I think you will find its the same all over the world when you have neighbouring countries. Im Welsh and in Wales you are suppossed to hate the english. This of course never happens in reality (except when the rugbys on lol). I have many English friends and we do have quite a bit of banter but thats all it is banter. However I do suppose there are a few out there that take it to extremes, I would imagine its the same in Canada though im no expert. Theres only one way to find out really. But from what I have read especially about Calgarry then I think you will be fine just go for it.


----------



## Bevdeforges (Nov 16, 2007)

I've moved around a bit, and just coincidentally I happen to be from the Boston area, too. You hear lots of tales (especially it seems in the US media) about "anti-Americanism" in various countries. (Actually, Canada is a new one for me... I've always been well treated in Canada.)

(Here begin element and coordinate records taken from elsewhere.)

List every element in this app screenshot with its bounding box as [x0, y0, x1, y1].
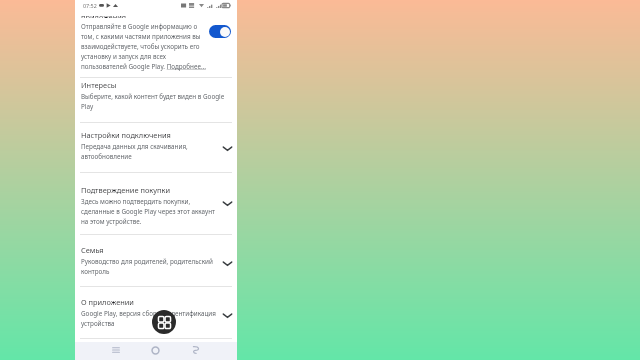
button[interactable]: Toggle app usage sharing	[209, 25, 231, 38]
button[interactable]: Home	[145, 340, 165, 360]
staticText: Передача данных для скачивания, автообно…	[81, 142, 216, 161]
button[interactable]: Screen recorder	[152, 310, 176, 334]
button[interactable]: Expand	[221, 197, 233, 209]
button[interactable]: Интересы	[75, 79, 237, 112]
button[interactable]: Expand	[221, 257, 233, 269]
button[interactable]: Expand	[221, 309, 233, 321]
staticText: Руководство для родителей, родительский …	[81, 257, 221, 276]
staticText: Настройки подключения	[81, 130, 171, 140]
staticText: Интересы	[81, 80, 117, 90]
staticText: Отправляйте в Google информацию о том, с…	[81, 22, 209, 71]
button[interactable]: Подтверждение покупки	[75, 184, 237, 227]
button[interactable]: Семья	[75, 244, 237, 277]
staticText: Подтверждение покупки	[81, 185, 170, 195]
staticText: Выберите, какой контент будет виден в Go…	[81, 92, 231, 111]
staticText: Здесь можно подтвердить покупки, сделанн…	[81, 197, 221, 226]
staticText: 07:52	[83, 2, 97, 9]
button[interactable]: Back	[186, 340, 206, 360]
staticText: приложения	[81, 13, 127, 18]
staticText: Семья	[81, 245, 104, 255]
staticText: Google Play, версия сборки, идентификаци…	[81, 309, 221, 328]
button[interactable]: Отправляйте в Google информацию о том, с…	[81, 22, 209, 71]
button[interactable]: О приложении	[75, 296, 237, 329]
staticText: О приложении	[81, 297, 134, 307]
button[interactable]: Expand	[221, 142, 233, 154]
button[interactable]: Настройки подключения	[75, 129, 237, 162]
button[interactable]: Recent apps	[106, 340, 126, 360]
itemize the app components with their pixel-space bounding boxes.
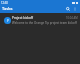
staticText: Tasks xyxy=(2,6,13,11)
staticText: 10:04 AM xyxy=(66,16,78,20)
staticText: 12:30 xyxy=(1,1,8,5)
button[interactable]: More options xyxy=(71,5,78,12)
staticText: Project kickoff xyxy=(12,16,34,20)
button[interactable]: Search xyxy=(64,5,71,12)
staticText: P xyxy=(7,19,9,23)
staticText: Welcome to the Orange Tip project team k… xyxy=(12,21,77,25)
button[interactable]: P xyxy=(0,15,80,25)
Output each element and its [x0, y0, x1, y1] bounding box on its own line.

Frankly I've never found any of it to be real - though it does help to have a sense of humor about the issue. Yes I've heard about that Canadian tv show about how stupid Americans can be and, well, it's true. Ever watch Jay-walking on the Tonight Show? There are some stupid Americans out there, and for those of us who live outside the US, those shows can be hysterically funny, if also pretty embarrassing.

I live in France, where anti-Americanism is supposed to run rampant. You know what? I've never really run into it - or if I have, it has been with folks who assure me that they don't include me when they rant on about whatever it is that upsets them about America or American politics. It's actually interesting to hear them out because you do see a very different side of the US when you live outside it for a while.

What's that Robert Burns line about "to see ourselves as others see us?" Get ready for some real thought provoking times living in Canada. But criticism isn't necessarily "anti" anything. 
Cheers,
Bev


----------



## phat-dave (Nov 19, 2008)

I think its more tongue in cheek than anything else and as brrttpaul pointed out, more so for neighbouring countries 

I'm an Aussie and we apparently hate Kiwi's (New Zealander's) but realistically the population couldn't care less where you're from. In fact, here in Australia, we have on-going banter with our own states (Queensland vs New South Wales etc)

I'd take it with a grain of salt... it's not like the Iraqi vs US sentiment, which I'm sure is genuine lol


----------